Steve Burt If I can't write through it, I may change projects for a while. Or, as with Even Odder after Odd Lot won so many awards (putting pressure on me for Even Odder to be even better), I switched to dictating short stories out of thin air while walking my dog every morning. I'd just start with an opening line and keep talking into the headset of my micro-cassette player. After forty-some days I had forty-some stories or fragments, from which I chose 15 to transcribe to diskette, edited, and published. The collection was a runner-up to Harry Potter for the 2003 Bram Stoker Award for Young Readers--all because I found a brain-shifting way around writer's block (changing sides of the brain, I guess).
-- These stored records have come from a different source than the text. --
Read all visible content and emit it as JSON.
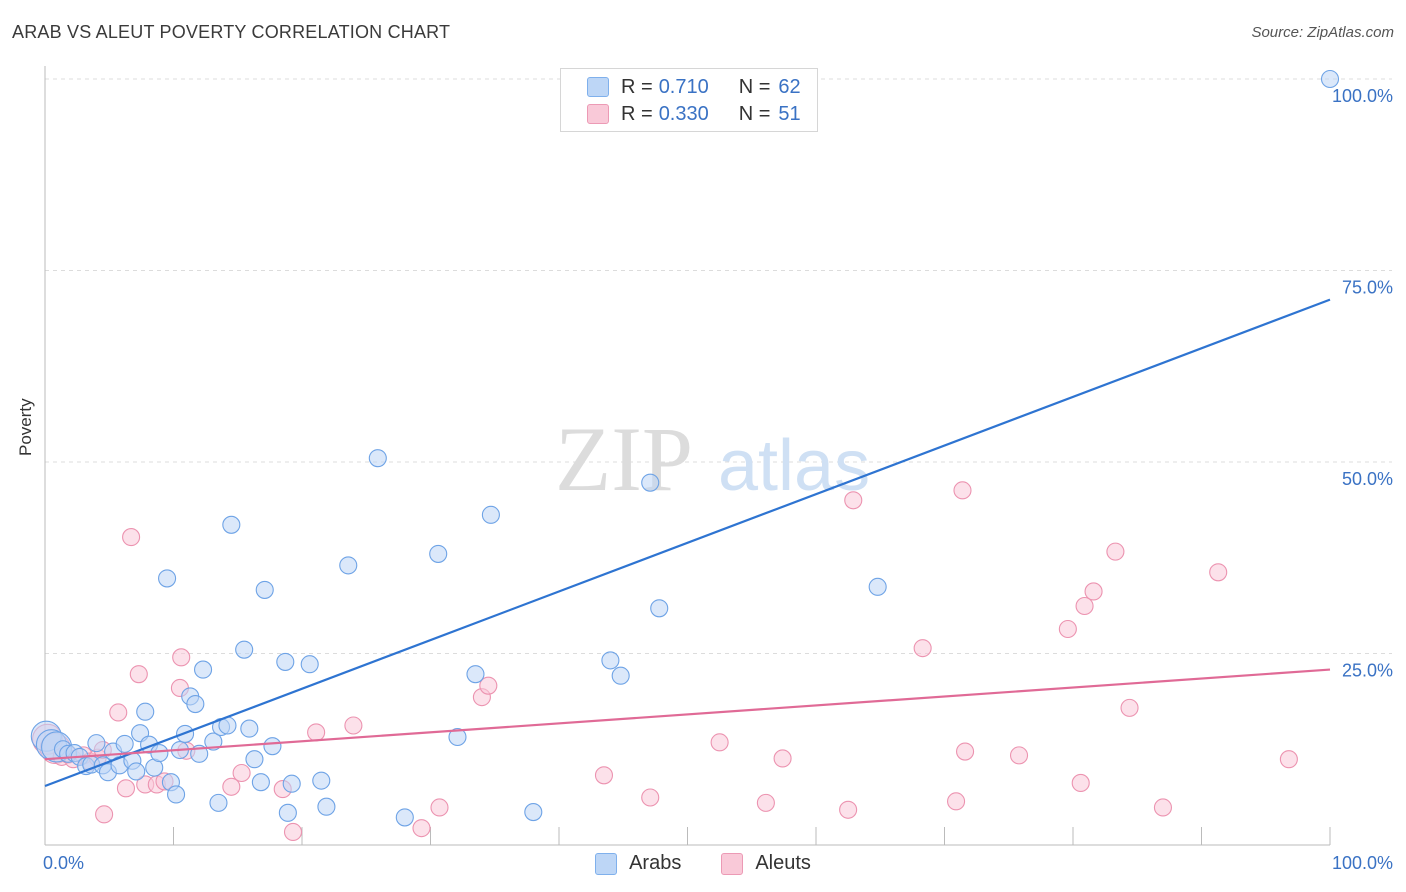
{
  "header": {
    "title": "ARAB VS ALEUT POVERTY CORRELATION CHART",
    "source": "Source: ZipAtlas.com"
  },
  "legend": {
    "r_label": "R =",
    "n_label": "N =",
    "rows": [
      {
        "r": "0.710",
        "n": "62",
        "color": "#7fb0ec",
        "fill": "#bdd6f6"
      },
      {
        "r": "0.330",
        "n": "51",
        "color": "#ec9ab5",
        "fill": "#f9c9d8"
      }
    ]
  },
  "bottom_legend": [
    "Arabs",
    "Aleuts"
  ],
  "chart_data": {
    "type": "scatter",
    "title": "ARAB VS ALEUT POVERTY CORRELATION CHART",
    "xlabel": "",
    "ylabel": "Poverty",
    "xlim": [
      0,
      100
    ],
    "ylim": [
      0,
      100
    ],
    "x_tick_labels": [
      "0.0%",
      "100.0%"
    ],
    "y_tick_labels": [
      "25.0%",
      "50.0%",
      "75.0%",
      "100.0%"
    ],
    "y_ticks": [
      25,
      50,
      75,
      100
    ],
    "grid": true,
    "legend_position": "top-center",
    "watermark": "ZIPatlas",
    "colors": {
      "arabs": "#2e74d1",
      "aleuts": "#e06a96",
      "axis_text": "#3a72c4"
    },
    "series": [
      {
        "name": "Arabs",
        "trend": [
          [
            0,
            7.7
          ],
          [
            100,
            71.2
          ]
        ],
        "points": [
          [
            0.1,
            14.2
          ],
          [
            0.5,
            13.1
          ],
          [
            0.9,
            12.8
          ],
          [
            1.4,
            12.5
          ],
          [
            1.8,
            11.9
          ],
          [
            2.3,
            12.0
          ],
          [
            2.7,
            11.5
          ],
          [
            3.2,
            10.3
          ],
          [
            3.6,
            10.5
          ],
          [
            4.0,
            13.3
          ],
          [
            4.5,
            10.4
          ],
          [
            4.9,
            9.5
          ],
          [
            5.3,
            12.2
          ],
          [
            5.8,
            10.4
          ],
          [
            6.2,
            13.2
          ],
          [
            6.8,
            11.0
          ],
          [
            7.1,
            9.6
          ],
          [
            7.4,
            14.6
          ],
          [
            7.8,
            17.4
          ],
          [
            8.1,
            13.1
          ],
          [
            8.5,
            10.1
          ],
          [
            8.9,
            12.0
          ],
          [
            9.5,
            34.8
          ],
          [
            9.8,
            8.2
          ],
          [
            10.2,
            6.6
          ],
          [
            10.5,
            12.4
          ],
          [
            10.9,
            14.5
          ],
          [
            11.3,
            19.4
          ],
          [
            11.7,
            18.4
          ],
          [
            12.0,
            11.9
          ],
          [
            12.3,
            22.9
          ],
          [
            13.1,
            13.5
          ],
          [
            13.5,
            5.5
          ],
          [
            13.7,
            15.4
          ],
          [
            14.2,
            15.6
          ],
          [
            14.5,
            41.8
          ],
          [
            15.5,
            25.5
          ],
          [
            15.9,
            15.2
          ],
          [
            16.3,
            11.2
          ],
          [
            16.8,
            8.2
          ],
          [
            17.1,
            33.3
          ],
          [
            17.7,
            12.9
          ],
          [
            18.7,
            23.9
          ],
          [
            19.2,
            8.0
          ],
          [
            18.9,
            4.2
          ],
          [
            20.6,
            23.6
          ],
          [
            21.5,
            8.4
          ],
          [
            21.9,
            5.0
          ],
          [
            23.6,
            36.5
          ],
          [
            25.9,
            50.5
          ],
          [
            28.0,
            3.6
          ],
          [
            30.6,
            38.0
          ],
          [
            32.1,
            14.1
          ],
          [
            33.5,
            22.3
          ],
          [
            34.7,
            43.1
          ],
          [
            38.0,
            4.3
          ],
          [
            44.0,
            24.1
          ],
          [
            44.8,
            22.1
          ],
          [
            47.1,
            47.3
          ],
          [
            47.8,
            30.9
          ],
          [
            64.8,
            33.7
          ],
          [
            100,
            100
          ]
        ]
      },
      {
        "name": "Aleuts",
        "trend": [
          [
            0,
            11.2
          ],
          [
            100,
            22.9
          ]
        ],
        "points": [
          [
            0.2,
            13.8
          ],
          [
            0.8,
            12.6
          ],
          [
            1.3,
            11.5
          ],
          [
            1.8,
            11.8
          ],
          [
            2.2,
            11.2
          ],
          [
            3.0,
            11.7
          ],
          [
            3.5,
            10.9
          ],
          [
            4.1,
            11.4
          ],
          [
            4.5,
            12.4
          ],
          [
            4.6,
            4.0
          ],
          [
            5.7,
            17.3
          ],
          [
            6.3,
            7.4
          ],
          [
            6.7,
            40.2
          ],
          [
            7.3,
            22.3
          ],
          [
            7.8,
            7.9
          ],
          [
            8.7,
            7.9
          ],
          [
            9.3,
            8.3
          ],
          [
            10.5,
            20.5
          ],
          [
            10.6,
            24.5
          ],
          [
            11.0,
            12.3
          ],
          [
            14.5,
            7.6
          ],
          [
            15.3,
            9.4
          ],
          [
            18.5,
            7.3
          ],
          [
            19.3,
            1.7
          ],
          [
            21.1,
            14.7
          ],
          [
            24.0,
            15.6
          ],
          [
            29.3,
            2.2
          ],
          [
            30.7,
            4.9
          ],
          [
            34.0,
            19.3
          ],
          [
            34.5,
            20.8
          ],
          [
            43.5,
            9.1
          ],
          [
            47.1,
            6.2
          ],
          [
            52.5,
            13.4
          ],
          [
            56.1,
            5.5
          ],
          [
            57.4,
            11.3
          ],
          [
            62.5,
            4.6
          ],
          [
            62.9,
            45.0
          ],
          [
            68.3,
            25.7
          ],
          [
            71.4,
            46.3
          ],
          [
            70.9,
            5.7
          ],
          [
            71.6,
            12.2
          ],
          [
            75.8,
            11.7
          ],
          [
            79.6,
            28.2
          ],
          [
            80.6,
            8.1
          ],
          [
            80.9,
            31.2
          ],
          [
            81.6,
            33.1
          ],
          [
            83.3,
            38.3
          ],
          [
            84.4,
            17.9
          ],
          [
            87.0,
            4.9
          ],
          [
            91.3,
            35.6
          ],
          [
            96.8,
            11.2
          ]
        ]
      }
    ]
  }
}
Steve Burt Watching a novel or story materialize. And because I don't outline, preferring instead the "discovery" method (throw your characters into a mess and let them react), I enjoy discovering a good book as author the same way my fans later discover it as readers. What's equally as much fun is having fans come up to my book booth at arts & crafts fairs to ask if the newest book (the one they don't have yet) is available, and can I sign it and take a picture with them.
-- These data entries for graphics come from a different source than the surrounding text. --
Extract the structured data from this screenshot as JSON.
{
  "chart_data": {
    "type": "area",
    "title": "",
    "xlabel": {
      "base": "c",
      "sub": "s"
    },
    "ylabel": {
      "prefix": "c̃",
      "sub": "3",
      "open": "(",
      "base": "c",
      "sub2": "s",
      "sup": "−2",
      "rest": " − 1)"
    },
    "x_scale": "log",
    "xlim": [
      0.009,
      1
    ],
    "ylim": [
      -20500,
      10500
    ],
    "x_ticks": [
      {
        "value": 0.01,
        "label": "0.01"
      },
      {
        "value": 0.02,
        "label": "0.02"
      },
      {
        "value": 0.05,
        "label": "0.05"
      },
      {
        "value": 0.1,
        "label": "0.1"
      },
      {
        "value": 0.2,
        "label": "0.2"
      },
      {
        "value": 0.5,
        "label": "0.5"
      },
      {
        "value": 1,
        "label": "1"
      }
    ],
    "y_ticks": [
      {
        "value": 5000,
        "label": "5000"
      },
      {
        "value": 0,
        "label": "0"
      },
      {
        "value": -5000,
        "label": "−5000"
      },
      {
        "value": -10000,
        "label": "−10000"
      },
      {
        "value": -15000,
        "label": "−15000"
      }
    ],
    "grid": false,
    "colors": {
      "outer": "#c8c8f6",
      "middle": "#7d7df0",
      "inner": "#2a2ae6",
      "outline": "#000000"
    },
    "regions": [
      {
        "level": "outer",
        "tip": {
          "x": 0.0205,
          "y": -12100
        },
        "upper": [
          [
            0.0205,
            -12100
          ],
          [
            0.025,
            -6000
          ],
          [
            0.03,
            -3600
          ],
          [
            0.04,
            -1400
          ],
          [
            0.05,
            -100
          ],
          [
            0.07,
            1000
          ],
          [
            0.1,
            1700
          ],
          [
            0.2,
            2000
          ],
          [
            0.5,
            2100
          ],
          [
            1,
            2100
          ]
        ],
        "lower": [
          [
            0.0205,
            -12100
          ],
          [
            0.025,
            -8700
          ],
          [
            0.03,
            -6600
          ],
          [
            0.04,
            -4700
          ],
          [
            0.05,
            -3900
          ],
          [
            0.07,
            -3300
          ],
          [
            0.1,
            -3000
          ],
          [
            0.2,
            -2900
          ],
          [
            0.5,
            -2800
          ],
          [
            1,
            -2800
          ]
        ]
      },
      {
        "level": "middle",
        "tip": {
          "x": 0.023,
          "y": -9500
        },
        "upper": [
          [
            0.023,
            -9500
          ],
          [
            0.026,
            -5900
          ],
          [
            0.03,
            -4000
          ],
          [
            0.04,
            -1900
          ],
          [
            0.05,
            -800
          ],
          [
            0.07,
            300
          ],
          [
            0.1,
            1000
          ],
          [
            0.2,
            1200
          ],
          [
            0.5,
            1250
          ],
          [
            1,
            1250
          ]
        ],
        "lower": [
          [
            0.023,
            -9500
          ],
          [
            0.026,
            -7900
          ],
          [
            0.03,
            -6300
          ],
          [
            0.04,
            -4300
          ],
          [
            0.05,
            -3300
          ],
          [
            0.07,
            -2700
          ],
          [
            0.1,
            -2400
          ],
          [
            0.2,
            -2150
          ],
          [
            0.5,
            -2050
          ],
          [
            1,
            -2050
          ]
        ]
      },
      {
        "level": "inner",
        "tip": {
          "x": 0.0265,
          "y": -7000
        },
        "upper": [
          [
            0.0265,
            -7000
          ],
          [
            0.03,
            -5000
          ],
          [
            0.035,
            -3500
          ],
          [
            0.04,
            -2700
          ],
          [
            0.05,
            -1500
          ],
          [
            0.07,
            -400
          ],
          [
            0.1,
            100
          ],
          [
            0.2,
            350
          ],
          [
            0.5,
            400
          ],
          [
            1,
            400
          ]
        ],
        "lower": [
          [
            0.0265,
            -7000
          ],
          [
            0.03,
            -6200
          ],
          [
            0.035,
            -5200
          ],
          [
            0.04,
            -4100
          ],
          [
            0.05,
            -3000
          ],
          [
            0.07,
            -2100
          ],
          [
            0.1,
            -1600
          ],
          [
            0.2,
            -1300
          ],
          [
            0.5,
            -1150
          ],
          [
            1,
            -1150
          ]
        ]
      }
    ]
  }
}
Steve Burt Writers write, wannabes wannabe.For years I had a big handmade cardboard poster on the wall above my computer monitor: I AM A WRITER. WRITE!
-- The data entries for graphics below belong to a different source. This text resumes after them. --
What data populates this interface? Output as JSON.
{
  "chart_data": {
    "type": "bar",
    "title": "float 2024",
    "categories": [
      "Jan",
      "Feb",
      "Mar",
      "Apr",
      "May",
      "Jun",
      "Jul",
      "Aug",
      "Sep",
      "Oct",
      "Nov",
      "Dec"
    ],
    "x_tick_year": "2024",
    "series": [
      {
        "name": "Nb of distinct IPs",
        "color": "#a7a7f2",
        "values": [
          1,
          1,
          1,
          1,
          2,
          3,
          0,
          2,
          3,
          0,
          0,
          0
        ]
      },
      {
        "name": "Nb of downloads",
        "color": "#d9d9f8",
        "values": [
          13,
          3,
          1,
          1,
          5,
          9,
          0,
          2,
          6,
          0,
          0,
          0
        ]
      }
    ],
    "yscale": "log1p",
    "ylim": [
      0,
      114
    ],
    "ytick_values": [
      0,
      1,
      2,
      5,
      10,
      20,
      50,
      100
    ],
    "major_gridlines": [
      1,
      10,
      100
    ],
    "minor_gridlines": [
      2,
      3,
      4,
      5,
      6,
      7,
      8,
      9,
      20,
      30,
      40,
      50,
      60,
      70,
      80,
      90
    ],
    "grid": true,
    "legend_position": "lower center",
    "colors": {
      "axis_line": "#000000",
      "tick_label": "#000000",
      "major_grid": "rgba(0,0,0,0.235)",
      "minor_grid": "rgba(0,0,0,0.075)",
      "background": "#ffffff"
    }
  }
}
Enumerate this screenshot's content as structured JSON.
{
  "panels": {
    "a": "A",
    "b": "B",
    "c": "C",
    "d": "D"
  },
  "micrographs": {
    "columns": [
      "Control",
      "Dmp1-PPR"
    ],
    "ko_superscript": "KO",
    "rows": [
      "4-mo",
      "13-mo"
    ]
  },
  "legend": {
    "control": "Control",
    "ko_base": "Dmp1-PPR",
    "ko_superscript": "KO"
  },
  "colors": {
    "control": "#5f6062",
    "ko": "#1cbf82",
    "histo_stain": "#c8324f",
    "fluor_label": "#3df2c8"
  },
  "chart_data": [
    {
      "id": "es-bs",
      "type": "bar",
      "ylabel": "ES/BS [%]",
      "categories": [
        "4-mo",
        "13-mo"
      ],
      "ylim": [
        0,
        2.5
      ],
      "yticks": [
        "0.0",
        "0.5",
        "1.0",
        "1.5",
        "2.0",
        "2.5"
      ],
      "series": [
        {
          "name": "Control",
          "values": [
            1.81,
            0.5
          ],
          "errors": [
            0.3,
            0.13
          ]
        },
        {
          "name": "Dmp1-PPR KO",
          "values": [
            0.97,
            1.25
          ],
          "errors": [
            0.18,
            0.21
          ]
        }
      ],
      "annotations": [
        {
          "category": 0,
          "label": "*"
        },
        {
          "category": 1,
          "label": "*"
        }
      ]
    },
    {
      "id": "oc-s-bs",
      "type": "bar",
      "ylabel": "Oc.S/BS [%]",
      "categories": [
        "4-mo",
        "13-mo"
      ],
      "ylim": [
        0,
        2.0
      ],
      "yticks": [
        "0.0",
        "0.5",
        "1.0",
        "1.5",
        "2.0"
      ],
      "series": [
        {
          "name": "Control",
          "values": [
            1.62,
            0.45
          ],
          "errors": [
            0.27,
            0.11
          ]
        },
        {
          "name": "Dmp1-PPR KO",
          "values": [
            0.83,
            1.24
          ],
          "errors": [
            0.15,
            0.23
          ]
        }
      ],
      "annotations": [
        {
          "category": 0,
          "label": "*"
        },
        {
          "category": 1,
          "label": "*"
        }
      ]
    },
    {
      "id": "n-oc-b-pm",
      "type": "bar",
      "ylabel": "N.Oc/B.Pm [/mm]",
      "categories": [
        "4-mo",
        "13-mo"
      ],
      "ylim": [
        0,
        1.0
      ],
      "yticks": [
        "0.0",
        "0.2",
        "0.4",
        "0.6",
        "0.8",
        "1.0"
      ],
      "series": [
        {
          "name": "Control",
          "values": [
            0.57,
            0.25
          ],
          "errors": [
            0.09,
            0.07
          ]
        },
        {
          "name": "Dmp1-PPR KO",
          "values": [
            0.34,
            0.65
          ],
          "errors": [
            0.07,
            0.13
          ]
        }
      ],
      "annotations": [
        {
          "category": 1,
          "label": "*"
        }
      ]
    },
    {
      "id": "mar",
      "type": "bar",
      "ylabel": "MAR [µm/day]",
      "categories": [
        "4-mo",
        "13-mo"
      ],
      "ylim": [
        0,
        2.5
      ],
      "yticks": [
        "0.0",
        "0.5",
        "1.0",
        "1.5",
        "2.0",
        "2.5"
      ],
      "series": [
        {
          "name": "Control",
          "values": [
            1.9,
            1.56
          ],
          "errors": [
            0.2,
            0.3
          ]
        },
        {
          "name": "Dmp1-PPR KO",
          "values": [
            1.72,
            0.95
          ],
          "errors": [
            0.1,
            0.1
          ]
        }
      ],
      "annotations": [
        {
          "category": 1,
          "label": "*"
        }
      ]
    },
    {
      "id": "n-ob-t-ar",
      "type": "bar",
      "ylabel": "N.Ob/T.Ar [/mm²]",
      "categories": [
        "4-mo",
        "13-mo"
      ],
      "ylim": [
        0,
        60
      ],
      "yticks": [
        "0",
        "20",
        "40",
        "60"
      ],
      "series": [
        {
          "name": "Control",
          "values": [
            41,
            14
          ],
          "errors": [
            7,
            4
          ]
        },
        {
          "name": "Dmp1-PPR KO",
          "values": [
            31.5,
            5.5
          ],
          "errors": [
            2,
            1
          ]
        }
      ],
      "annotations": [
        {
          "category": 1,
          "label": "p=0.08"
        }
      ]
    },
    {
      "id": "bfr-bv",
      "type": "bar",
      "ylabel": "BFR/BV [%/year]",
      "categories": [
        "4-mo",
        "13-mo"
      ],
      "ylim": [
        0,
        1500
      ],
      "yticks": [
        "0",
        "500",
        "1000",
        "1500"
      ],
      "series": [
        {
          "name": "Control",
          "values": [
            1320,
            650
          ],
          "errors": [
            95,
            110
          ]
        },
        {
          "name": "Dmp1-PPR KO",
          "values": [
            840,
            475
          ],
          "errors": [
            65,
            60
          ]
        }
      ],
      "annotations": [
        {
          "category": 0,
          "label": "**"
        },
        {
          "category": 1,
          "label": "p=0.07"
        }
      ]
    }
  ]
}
When I started, I wrote anything I could--stories, poems, anecdotes, haiku, articles, jokes--and published them in church newsletters, local newspapers, Pennysaver type freebies, anyplace I could publish. It was good practice. But learn to enjoy the writing, the creation itself. Have fun writing. If you find an audience, lucky you.
Steve Burt My FreeKs psychic teen mysteries always take place in a week-long time frame. FreeK Camp and FreeK Week had each covered a week of summer camp in Bridgton, Maine. So when it came time to write FreeK Week,, I wanted to do two things: bring the kids to central Florida to solve murder mysteries and use a one-week time frame. Hence a week of spring break. Since Caroline is tuned into ghosts, what better place for a setting than Cassadaga, the psychic medium center of the world, where the teens all get psychic readings that provide clues and advance the plot. And with the FreeKs' mentors Rose, Twait, and Bando being former circus sideshow performers, it made sense to pick up a couple of characters (a snake handler and a giant) from Gibsonton, aka Freaktown USA, the town near Tampa that's heavily populated by circus and carnival people. Throw in a couple of murders and some gators, stir the pot, and there it is. Winner of the 2014 Mom's Choice Award.